In conversation at the Voo Store café, Companion Coffee.
How important is handcraft in your work?
I’m not so into the label ‘handmade’, which I feel is misused a lot to make things more expensive – “handmade” can still mean made under terrible conditions. The point is really “Made with love”, which I know sounds a bit corny but here no machine can compete. Man is a thinking and feeling creature. The way a craftsman will judge how much pressure to use or measure an angle with the eye while shaping… a pair of glasses for example [winks] – this leaves a feeling behind and creates immeasurable value in the product.
How important is technology in your work? Do you pay attention to developments? Has a technological advancement ever inspired something new in your work?
I would rather have little to do with it, but it is incredibly important for me actually. Everything must move faster and faster and though it is hard work for me, I also have to keep up. I don’t know how many updates I’ve been through with our cashier system or the way we run our online store. I met an IT professional recently who just couldn’t understand how I knew so much about a certain field just from running a store. I didn’t know what to tell him. I have to know – unfortunately (laughs). This is my relationship with technology – I don’t want to but I have to. Of course it enables new things, but it destroys some things in the process too. When you’re a nostalgic person like I am.
LESSRIM optical frame MASAO.
What does minimalism mean to you – would you describe your work as minimalist?
In our time minimalism has become so important, because there is too much. People have a need for things to be simpler, clearer. The Internet multiplies every thing, we receive so many messages, so much information and at least when it comes to our clothes or our home we want to see less.

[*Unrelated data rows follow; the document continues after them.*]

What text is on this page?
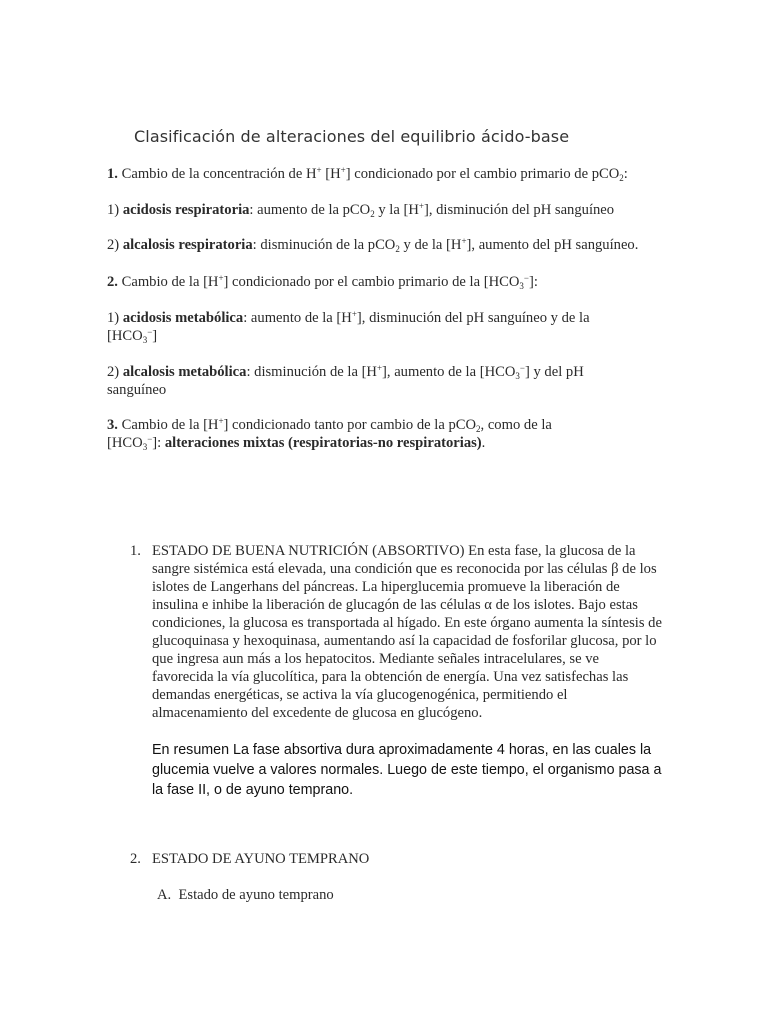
Clasificación de alteraciones del equilibrio ácido-base

1. Cambio de la concentración de H+ [H+] condicionado por el cambio primario de pCO$_2$:

1) acidosis respiratoria: aumento de la pCO$_2$ y la [H+], disminución del pH sanguíneo

2) alcalosis respiratoria: disminución de la pCO$_2$ y de la [H+], aumento del pH sanguíneo.

2. Cambio de la [H+] condicionado por el cambio primario de la $[HCO_3^-]$:

1) acidosis metabólica: aumento de la [H+], disminución del pH sanguíneo y de la
$[HCO_3^-]$

2) alcalosis metabólica: disminución de la [H+], aumento de la $[HCO_3^-]$ y del pH
sanguíneo

3. Cambio de la [H+] condicionado tanto por cambio de la pCO$_2$, como de la
$[HCO_3^-]$: alteraciones mixtas (respiratorias-no respiratorias).

1. ESTADO DE BUENA NUTRICIÓN (ABSORTIVO) En esta fase, la glucosa de la sangre sistémica está elevada, una condición que es reconocida por las células β de los islotes de Langerhans del páncreas. La hiperglucemia promueve la liberación de insulina e inhibe la liberación de glucagón de las células α de los islotes. Bajo estas condiciones, la glucosa es transportada al hígado. En este órgano aumenta la síntesis de glucoquinasa y hexoquinasa, aumentando así la capacidad de fosforilar glucosa, por lo que ingresa aun más a los hepatocitos. Mediante señales intracelulares, se ve favorecida la vía glucolítica, para la obtención de energía. Una vez satisfechas las demandas energéticas, se activa la vía glucogenogénica, permitiendo el almacenamiento del excedente de glucosa en glucógeno.
En resumen La fase absortiva dura aproximadamente 4 horas, en las cuales la glucemia vuelve a valores normales. Luego de este tiempo, el organismo pasa a la fase II, o de ayuno temprano.
2. ESTADO DE AYUNO TEMPRANO
A. Estado de ayuno temprano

Otherwise our minds just can’t keep up. For me this is definitely the case, I get so many messages and information every second and I can’t change this but I can control what I surround myself with.

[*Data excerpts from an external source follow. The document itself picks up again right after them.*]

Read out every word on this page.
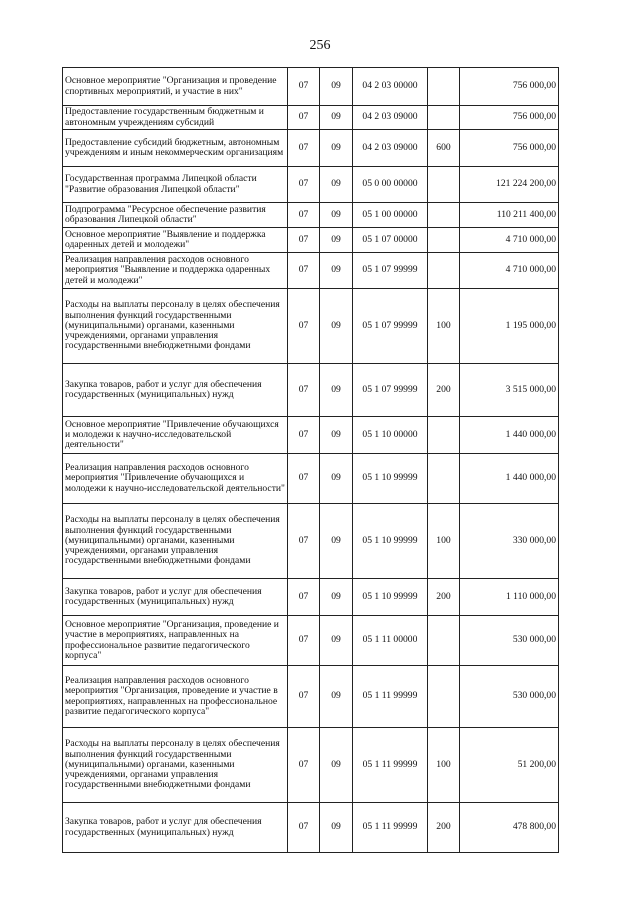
256
Основное мероприятие "Организация и проведение спортивных мероприятий, и участие в них"	07	09	04 2 03 00000		756 000,00
Предоставление государственным бюджетным и автономным учреждениям субсидий	07	09	04 2 03 09000		756 000,00
Предоставление субсидий бюджетным, автономным учреждениям и иным некоммерческим организациям	07	09	04 2 03 09000	600	756 000,00
Государственная программа Липецкой области "Развитие образования Липецкой области"	07	09	05 0 00 00000		121 224 200,00
Подпрограмма "Ресурсное обеспечение развития образования Липецкой области"	07	09	05 1 00 00000		110 211 400,00
Основное мероприятие "Выявление и поддержка одаренных детей и молодежи"	07	09	05 1 07 00000		4 710 000,00
Реализация направления расходов основного мероприятия "Выявление и поддержка одаренных детей и молодежи"	07	09	05 1 07 99999		4 710 000,00
Расходы на выплаты персоналу в целях обеспечения выполнения функций государственными (муниципальными) органами, казенными учреждениями, органами управления государственными внебюджетными фондами	07	09	05 1 07 99999	100	1 195 000,00
Закупка товаров, работ и услуг для обеспечения государственных (муниципальных) нужд	07	09	05 1 07 99999	200	3 515 000,00
Основное мероприятие "Привлечение обучающихся и молодежи к научно-исследовательской деятельности"	07	09	05 1 10 00000		1 440 000,00
Реализация направления расходов основного мероприятия "Привлечение обучающихся и молодежи к научно-исследовательской деятельности"	07	09	05 1 10 99999		1 440 000,00
Расходы на выплаты персоналу в целях обеспечения выполнения функций государственными (муниципальными) органами, казенными учреждениями, органами управления государственными внебюджетными фондами	07	09	05 1 10 99999	100	330 000,00
Закупка товаров, работ и услуг для обеспечения государственных (муниципальных) нужд	07	09	05 1 10 99999	200	1 110 000,00
Основное мероприятие "Организация, проведение и участие в мероприятиях, направленных на профессиональное развитие педагогического корпуса"	07	09	05 1 11 00000		530 000,00
Реализация направления расходов основного мероприятия "Организация, проведение и участие в мероприятиях, направленных на профессиональное развитие педагогического корпуса"	07	09	05 1 11 99999		530 000,00
Расходы на выплаты персоналу в целях обеспечения выполнения функций государственными (муниципальными) органами, казенными учреждениями, органами управления государственными внебюджетными фондами	07	09	05 1 11 99999	100	51 200,00
Закупка товаров, работ и услуг для обеспечения государственных (муниципальных) нужд	07	09	05 1 11 99999	200	478 800,00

Is there anything in your life that is ‘maximalist’?
This is my maximalism [points at phone]. We are doing so much actually. We can’t see it, but we feel it. Two hundred years ago when many things were still made with so much detail people were not bombarded with information constantly. You could read books, meet up to have a conversation with three, four people, that was pretty much all. Today we are communicating with a thousand people at one time.
The Voo Store interior.
Do you have an impulse to ‘reinvent’ the things around you?
There are people with a more advanced visual sense than I have, but what I’ve learned about myself is that I’m good at balancing what people want – many artists or designers fail by doing things that people don’t understand and it may be something great, but no one gets it. I’m good at seeing what will work and what won’t. I often have discussions with designers: take a shirt for example, it exists for thousands of years yet I’m regularly confronted with people who think they invented it by changing so many details that it becomes unrecognisable. But no one understands it and the designer despairs because it doesn’t sell and they can’t understand why. I say give the people a beautiful shirt with a special detail that makes it into an artful piece but don’t change the shirt into something completely different. Of course it’s about finding that balance, you don’t want something that is too commercial, that everyone wants or understands – that’s not interesting either.